C'est une belle parole que celle que Jacob prononce après la bénédiction et elle exprime à la fois le mode et la nature de la bénédiction divine: Et Jacob nomme ce lieu-là, Peniel, parce que, dit-il, «j'ai vu Dieu face à face et mon âme a été délivrée» — et le soleil se leva aussitôt qu'il eut passé Peniel, c'est-à-dire la face ou la vision de Dieu. Si l'on compare ceci avec ce que disent les Israélites en Sinaï (Deutéronome 4: 24-26) ou bien avec ce que dit le père de Samson (Juges 13: 22), on peut voir l'immense différence de sentiments que la vue de Dieu peut produire suivant les circonstances, et comment ce qui est une frayeur aux uns devient une bénédiction aux autres. Jacob était devenu à ses propres yeux un être pauvre, pécheur, et sans force; et pourtant la vue de Dieu qui épouvantait Israël, Manoah et d'autres, était la délivrance de l'âme de Jacob. C'est ce qui a lieu en effet pour quiconque voit Dieu et le connaît dans l'image qu'il nous a donnée de lui-même en son Fils bien-aimé (Hébreux 1: 1, 2). Car il est écrit: afin que quiconque contemple le Fils et croit en Lui ait la vie éternelle. Lorsque Dieu nous ouvre les yeux pour le contempler ainsi, il y a délivrance infaillible, car comme la lumière et la chaleur sont la part de ceux qui voient et regardent le soleil, il y a paix et pardon pour celui qui voit Dieu en Christ, vu que Dieu a mis la vie en son Fils pour les pêcheurs, comme il a mis la lumière dans le soleil. Voir Dieu face à face est donc la délivrance de l'âme. Dans la nuit, Jacob avait affaire à Dieu, mais ne le voyait pas. Il le vit à l'aube du jour, et c'est alors qu'il sentit la main de Dieu et demanda la bénédiction qui lui fut accordée, en conséquence de quoi il nomme le lieu Peniel. Dieu ne lutte avec nous (et cela sans que nous puissions le voir à cause de la nuit de notre âme) que pour nous amener à contempler sa face et à la rechercher. Notre bénédiction est purement et simplement de la voir, après avoir eu la hanche déboîtée et le moi démoli; ce moment est pour nous l'aube du jour, après quoi le soleil se lève sur notre âme et nous continuons notre course l'âme délivrée, mais boitant d'une hanche, sentant, à chaque pas que nous faisons, notre faiblesse, mais cette faiblesse nous ramenant à la pensée de la délivrance.
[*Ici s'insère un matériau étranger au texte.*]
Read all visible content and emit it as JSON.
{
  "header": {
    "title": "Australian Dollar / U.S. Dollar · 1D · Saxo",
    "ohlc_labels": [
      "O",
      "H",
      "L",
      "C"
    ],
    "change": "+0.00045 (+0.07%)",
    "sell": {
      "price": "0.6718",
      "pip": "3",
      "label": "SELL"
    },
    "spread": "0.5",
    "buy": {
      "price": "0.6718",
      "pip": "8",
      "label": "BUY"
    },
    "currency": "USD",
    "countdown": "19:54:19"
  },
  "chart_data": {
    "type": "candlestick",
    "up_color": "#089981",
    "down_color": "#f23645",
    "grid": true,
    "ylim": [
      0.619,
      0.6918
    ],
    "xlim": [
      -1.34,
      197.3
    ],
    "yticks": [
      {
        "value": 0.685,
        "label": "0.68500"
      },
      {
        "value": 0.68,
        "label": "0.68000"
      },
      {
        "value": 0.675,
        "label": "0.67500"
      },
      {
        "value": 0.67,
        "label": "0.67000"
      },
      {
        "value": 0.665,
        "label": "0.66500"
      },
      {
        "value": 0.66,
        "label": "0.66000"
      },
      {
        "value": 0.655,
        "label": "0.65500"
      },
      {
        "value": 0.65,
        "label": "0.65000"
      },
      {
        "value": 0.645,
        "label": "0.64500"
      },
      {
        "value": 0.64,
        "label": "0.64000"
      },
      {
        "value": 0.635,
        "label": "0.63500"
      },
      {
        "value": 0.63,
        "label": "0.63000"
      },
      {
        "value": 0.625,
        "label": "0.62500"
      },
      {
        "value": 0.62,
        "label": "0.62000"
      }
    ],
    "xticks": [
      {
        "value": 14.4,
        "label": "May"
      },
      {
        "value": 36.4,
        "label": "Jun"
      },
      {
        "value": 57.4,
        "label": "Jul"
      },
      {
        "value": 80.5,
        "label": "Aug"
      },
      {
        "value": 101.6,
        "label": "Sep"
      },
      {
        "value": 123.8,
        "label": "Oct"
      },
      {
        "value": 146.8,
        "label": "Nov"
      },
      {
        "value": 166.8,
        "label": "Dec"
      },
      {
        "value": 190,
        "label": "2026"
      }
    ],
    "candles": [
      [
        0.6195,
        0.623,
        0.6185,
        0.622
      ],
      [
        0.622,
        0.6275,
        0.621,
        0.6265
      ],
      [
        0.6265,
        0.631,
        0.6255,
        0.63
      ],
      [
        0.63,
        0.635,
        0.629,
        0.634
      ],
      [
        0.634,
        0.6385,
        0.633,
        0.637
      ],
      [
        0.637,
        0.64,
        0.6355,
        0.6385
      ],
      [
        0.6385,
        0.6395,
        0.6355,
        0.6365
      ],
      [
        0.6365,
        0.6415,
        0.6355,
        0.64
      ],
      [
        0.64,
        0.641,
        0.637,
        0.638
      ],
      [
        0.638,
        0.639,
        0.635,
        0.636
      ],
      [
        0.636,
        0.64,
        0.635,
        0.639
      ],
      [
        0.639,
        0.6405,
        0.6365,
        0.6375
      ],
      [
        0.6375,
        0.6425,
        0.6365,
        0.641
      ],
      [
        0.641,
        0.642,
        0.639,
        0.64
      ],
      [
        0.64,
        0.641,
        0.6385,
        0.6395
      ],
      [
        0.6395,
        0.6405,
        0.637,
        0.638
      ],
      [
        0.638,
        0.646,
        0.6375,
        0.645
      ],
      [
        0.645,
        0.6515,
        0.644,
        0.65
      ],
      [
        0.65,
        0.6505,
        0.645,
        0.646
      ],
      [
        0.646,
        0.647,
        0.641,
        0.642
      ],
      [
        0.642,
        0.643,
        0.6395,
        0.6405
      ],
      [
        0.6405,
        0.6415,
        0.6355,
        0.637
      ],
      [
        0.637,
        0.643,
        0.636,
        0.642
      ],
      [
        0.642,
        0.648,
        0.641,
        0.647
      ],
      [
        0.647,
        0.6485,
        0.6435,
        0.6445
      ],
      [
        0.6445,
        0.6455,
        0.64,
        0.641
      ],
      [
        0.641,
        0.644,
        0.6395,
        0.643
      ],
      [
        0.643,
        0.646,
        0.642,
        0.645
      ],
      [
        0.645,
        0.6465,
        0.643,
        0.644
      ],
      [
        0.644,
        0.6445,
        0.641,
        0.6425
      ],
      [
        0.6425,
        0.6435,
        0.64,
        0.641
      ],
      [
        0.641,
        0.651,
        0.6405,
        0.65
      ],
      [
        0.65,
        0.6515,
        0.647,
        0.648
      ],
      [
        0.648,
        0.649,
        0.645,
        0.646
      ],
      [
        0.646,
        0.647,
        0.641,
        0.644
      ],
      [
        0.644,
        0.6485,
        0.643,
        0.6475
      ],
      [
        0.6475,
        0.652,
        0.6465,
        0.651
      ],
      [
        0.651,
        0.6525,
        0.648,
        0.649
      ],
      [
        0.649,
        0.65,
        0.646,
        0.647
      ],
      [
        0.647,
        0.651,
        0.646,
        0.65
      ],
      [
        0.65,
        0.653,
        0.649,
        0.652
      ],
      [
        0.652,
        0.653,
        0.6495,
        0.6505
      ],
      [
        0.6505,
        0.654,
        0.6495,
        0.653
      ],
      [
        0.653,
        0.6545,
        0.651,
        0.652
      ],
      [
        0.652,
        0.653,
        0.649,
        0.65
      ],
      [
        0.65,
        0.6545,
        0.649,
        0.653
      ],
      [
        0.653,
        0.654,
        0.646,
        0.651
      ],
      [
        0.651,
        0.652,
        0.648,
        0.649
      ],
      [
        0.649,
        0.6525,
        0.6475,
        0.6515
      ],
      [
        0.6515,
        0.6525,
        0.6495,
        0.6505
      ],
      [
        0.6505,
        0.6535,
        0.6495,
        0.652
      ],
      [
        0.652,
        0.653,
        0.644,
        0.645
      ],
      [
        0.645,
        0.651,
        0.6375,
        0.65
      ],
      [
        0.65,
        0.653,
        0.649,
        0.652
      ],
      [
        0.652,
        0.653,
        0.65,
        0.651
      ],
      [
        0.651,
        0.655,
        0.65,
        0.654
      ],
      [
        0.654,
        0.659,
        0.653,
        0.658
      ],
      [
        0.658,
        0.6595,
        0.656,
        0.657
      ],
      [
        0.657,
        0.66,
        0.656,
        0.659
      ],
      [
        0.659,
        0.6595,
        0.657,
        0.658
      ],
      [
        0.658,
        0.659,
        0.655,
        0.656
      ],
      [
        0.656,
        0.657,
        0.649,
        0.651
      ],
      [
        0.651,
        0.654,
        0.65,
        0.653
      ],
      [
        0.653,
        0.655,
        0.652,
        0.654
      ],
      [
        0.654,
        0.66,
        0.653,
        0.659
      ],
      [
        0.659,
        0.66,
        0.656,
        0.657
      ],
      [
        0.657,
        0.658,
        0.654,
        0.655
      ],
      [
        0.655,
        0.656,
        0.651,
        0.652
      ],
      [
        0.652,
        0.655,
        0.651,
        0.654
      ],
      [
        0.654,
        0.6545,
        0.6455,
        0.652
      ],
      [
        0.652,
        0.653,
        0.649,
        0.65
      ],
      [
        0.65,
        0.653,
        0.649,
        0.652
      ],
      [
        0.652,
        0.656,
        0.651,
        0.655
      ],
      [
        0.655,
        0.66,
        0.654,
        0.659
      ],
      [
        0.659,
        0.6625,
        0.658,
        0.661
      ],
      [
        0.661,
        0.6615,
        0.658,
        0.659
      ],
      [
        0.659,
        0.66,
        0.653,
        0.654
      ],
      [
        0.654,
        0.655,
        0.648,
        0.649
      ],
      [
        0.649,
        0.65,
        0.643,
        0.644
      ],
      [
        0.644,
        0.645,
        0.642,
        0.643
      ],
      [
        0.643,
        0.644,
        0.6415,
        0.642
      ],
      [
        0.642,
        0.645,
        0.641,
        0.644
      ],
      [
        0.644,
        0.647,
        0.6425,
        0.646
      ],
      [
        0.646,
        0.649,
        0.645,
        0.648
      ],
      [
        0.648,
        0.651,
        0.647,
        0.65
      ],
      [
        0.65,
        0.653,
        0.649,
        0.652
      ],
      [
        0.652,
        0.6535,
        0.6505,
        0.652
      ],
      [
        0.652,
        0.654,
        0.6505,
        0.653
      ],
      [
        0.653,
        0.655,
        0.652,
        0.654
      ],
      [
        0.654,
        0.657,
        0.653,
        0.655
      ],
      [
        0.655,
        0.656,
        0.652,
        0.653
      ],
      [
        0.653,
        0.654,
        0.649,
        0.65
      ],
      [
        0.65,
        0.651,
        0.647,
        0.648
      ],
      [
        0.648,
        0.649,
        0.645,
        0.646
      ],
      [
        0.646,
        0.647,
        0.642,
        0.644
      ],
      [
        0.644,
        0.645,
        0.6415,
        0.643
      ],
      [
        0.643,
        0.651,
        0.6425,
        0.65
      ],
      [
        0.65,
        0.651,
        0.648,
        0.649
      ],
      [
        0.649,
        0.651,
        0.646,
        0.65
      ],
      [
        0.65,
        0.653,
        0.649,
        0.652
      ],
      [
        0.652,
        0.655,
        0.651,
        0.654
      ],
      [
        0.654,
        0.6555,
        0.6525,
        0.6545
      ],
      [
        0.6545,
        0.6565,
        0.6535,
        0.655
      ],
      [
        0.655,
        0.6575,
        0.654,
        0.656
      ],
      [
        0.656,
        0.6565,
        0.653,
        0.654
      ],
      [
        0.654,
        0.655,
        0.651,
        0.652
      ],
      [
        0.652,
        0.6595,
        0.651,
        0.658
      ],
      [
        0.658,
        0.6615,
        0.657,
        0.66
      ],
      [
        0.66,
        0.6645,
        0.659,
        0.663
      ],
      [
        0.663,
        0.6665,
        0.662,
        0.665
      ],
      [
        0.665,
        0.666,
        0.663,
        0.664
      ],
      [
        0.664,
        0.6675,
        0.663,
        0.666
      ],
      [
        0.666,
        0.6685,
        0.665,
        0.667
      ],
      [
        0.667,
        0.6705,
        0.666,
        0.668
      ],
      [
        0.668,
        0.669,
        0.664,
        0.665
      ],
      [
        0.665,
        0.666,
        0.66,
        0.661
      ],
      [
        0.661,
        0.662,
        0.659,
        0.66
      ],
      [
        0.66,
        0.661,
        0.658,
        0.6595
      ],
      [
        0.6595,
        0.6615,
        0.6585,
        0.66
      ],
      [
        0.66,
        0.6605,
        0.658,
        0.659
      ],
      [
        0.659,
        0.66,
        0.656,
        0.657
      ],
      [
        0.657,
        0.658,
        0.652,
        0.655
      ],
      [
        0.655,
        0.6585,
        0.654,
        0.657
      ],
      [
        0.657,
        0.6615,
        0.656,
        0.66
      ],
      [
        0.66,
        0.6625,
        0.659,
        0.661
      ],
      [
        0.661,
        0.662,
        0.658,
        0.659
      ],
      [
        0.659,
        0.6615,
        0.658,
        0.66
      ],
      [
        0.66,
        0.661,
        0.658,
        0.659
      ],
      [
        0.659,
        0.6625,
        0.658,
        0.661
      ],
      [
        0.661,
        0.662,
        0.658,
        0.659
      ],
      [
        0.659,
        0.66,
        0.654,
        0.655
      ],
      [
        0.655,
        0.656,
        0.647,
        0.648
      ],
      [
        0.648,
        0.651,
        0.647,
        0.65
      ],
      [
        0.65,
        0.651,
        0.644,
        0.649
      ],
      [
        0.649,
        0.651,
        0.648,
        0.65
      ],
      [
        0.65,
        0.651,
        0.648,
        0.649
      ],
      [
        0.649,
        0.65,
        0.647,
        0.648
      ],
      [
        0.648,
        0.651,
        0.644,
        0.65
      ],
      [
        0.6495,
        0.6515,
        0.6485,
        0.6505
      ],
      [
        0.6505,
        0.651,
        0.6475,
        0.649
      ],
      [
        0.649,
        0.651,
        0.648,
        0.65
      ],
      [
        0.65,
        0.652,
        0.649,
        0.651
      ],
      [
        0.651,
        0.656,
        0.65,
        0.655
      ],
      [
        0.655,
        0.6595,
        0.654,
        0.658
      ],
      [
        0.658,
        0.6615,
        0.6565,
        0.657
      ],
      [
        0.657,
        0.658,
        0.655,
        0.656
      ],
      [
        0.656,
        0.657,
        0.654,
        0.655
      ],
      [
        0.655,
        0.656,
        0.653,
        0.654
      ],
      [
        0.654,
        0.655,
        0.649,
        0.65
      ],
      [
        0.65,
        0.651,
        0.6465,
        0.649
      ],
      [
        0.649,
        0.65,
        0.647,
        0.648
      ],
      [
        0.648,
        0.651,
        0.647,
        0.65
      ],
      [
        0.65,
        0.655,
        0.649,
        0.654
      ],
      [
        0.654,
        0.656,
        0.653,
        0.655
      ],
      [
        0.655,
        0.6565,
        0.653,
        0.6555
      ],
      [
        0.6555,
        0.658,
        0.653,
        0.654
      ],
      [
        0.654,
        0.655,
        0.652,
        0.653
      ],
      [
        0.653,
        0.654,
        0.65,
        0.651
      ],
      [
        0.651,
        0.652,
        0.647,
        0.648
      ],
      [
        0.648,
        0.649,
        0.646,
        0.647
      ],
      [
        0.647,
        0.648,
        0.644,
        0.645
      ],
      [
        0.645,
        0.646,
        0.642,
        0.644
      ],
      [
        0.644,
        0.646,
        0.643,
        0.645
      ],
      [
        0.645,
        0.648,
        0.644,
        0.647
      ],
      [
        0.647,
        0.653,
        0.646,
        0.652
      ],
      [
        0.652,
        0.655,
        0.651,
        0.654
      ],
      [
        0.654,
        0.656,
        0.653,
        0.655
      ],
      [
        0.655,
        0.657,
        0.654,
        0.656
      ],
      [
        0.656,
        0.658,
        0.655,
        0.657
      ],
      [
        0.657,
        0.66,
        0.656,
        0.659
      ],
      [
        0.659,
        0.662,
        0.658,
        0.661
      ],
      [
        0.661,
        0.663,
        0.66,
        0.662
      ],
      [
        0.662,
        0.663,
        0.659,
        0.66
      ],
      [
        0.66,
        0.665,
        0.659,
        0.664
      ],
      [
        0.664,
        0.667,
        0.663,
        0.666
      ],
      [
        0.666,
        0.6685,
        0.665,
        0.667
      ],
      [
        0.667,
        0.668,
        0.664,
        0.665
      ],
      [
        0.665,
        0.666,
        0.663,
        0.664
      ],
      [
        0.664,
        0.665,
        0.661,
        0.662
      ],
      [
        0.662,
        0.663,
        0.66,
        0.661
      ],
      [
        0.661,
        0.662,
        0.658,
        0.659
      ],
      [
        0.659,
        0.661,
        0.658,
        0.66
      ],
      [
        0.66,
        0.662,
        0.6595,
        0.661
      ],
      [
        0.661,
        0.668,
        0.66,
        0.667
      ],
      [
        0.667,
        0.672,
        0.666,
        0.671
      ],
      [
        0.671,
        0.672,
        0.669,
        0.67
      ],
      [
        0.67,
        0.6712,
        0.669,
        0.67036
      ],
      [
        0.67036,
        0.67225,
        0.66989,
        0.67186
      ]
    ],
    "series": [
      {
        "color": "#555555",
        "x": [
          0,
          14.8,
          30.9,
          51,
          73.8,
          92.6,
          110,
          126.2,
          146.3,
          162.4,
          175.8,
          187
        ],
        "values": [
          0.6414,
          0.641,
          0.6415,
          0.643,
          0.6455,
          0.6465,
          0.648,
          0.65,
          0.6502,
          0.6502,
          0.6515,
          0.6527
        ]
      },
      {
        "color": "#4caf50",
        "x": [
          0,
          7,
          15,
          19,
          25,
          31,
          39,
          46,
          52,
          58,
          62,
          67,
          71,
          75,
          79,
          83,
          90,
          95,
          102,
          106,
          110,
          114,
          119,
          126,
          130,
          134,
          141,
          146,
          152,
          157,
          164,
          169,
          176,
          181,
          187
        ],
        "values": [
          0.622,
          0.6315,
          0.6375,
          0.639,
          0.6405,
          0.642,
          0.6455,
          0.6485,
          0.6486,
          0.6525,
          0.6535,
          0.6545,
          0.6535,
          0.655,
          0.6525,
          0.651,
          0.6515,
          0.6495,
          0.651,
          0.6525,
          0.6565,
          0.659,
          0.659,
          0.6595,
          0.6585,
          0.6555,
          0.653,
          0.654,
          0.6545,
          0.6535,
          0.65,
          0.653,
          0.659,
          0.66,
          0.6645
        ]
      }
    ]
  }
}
Les chrétiens peuvent avoir plusieurs Peniels dans leur carrière. Il est rare que la vie se passe sans que Dieu soit obligé de venir nous trouver pour lutter avec nous, un moment ou l'autre; des chutes, des infidélités, du sommeil, des erreurs nécessitent souvent des visites de sa part.

On ne s'en tire pas sans faire l'expérience de Jacob, surtout si le mal s'est plus ou moins prolongé, et que l'âme y ait vécu à l'aise. Alors il faut quelquefois comme une seconde conversion; la lutte est terrible et d'autant plus qu'on a vécu dans plus de lumière; mais quelle joie quand la face de Dieu est de nouveau aperçue, et en même temps quelle frayeur de soi-même! comme l'on sort de là brisé et joyeux!